Europe's woes are far from over
Traders work at their screens in front of the DAX board at the Frankfurt stock exchange.

European markets opened lower after growth data from the top two eurozone economies deflated sentiments in early trade. France entered recession while Germany's growth rate was lower-than- expected.

The pan-European FTSEurofirst 300 lost 0.1% in early deals, while the UK's FTSE 100 remain little changed. France's CAC 40 fell 0.4% and Germany's DAX slid 0.1%.

Spain's IBEX down 0.2%, while Italy's FTSE MIB lost 0.2%.

Germany's economy grew just 0.1% in the first quarter, below the expected 0.3%. France fell into recession after economic activity shrunk 0.2%, a third contraction in the last four quarters.

Other countries reporting monthly or annual GDP data include Italy, Greece, Portugal, the Netherlands, Hungary, Austria, the Czech Republic and Slovakia.

In the UK, investors will be tracking the Bank of England (BoE) inflation report, to be tabled by Governor Mervyn King, who is to retire in June, after holding the position for 20 years. Investors will also be closely watching the Claimant Count Change that measures unemployment levels for the month of April.

Companies reporting earnings today include the London Stock Exchange, UK-based carrier Easyjet, German financial services major Allianz, the diversified multinational Thyssenkrup, Italy's Banca Monte dei Paschi di Siena and the Bank of Cyprus.

Europe will be tracking the NY Empire State Manufacturing Index, known to have an impact on the US dollar. Data coming in from the US later in the day includes PPI inflation, capital flows, industrial output and the NAHB housing survey on single family home sales.

Investors will also be following Brazilian sales data and Argentinean CPI.

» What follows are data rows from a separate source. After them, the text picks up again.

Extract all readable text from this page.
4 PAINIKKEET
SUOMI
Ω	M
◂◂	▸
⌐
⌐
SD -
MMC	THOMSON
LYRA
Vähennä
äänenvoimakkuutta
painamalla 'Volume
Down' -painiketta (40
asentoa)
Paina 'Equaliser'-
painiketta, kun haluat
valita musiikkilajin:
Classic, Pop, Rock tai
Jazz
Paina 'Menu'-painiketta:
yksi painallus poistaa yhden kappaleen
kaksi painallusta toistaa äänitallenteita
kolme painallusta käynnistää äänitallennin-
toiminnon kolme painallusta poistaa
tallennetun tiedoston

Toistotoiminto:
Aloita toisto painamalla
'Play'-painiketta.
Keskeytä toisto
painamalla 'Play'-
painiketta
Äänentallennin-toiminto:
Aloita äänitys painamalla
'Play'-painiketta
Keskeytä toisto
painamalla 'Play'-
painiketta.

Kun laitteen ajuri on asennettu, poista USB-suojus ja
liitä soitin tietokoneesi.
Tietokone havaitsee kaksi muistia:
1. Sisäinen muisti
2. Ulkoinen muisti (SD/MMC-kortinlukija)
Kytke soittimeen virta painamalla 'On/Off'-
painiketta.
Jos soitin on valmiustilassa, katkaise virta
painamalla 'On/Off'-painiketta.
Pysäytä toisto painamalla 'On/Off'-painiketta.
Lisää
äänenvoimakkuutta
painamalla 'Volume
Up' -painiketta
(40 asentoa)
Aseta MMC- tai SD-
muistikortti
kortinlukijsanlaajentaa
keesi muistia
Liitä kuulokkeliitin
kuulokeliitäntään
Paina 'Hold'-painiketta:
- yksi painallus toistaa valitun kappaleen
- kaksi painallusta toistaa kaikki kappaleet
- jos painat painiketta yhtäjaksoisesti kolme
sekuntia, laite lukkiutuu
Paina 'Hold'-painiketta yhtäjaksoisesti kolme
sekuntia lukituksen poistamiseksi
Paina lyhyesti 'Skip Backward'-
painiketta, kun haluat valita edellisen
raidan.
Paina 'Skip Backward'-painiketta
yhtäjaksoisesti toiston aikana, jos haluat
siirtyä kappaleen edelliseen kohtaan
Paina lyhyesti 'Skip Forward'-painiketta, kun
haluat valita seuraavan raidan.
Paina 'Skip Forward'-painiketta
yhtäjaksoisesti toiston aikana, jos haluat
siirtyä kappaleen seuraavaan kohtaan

Elsewhere in Europe, Fitch Ratings raised Greece's credit rating by a rung to 'B-minus' from 'CCC', removing the country from the risk of a default, making it easier for Greece to tap the bond market.

Earlier, Greece's prime minister had said his country plans to return to the bond market in the first half of 2014. It had been barred from the international capital markets for four years.

Earlier in the day, Asian markets remained mixed on a day when Japanese stocks shot up to a new 5-1/2 year high as exporters' stocks rallied on continued yen weakness.

The US dollar moved past the 102 yen mark, hovering closer to its 52-week high of 102.43 yen. This helped Japanese exporters in the morning trade. The rally helped the Nikkei breach the psychological 15,000 mark, a first in over five years.

In Hong Kong, real estate and financial companies' stocks gained after the US stocks posted record gains overnight. On Wall Street, stocks jumped after investors resorted to hectic buying of large-cap shares, fuelled by expectations that the Federal Reserve's stimulus package will bolster the economy and the markets.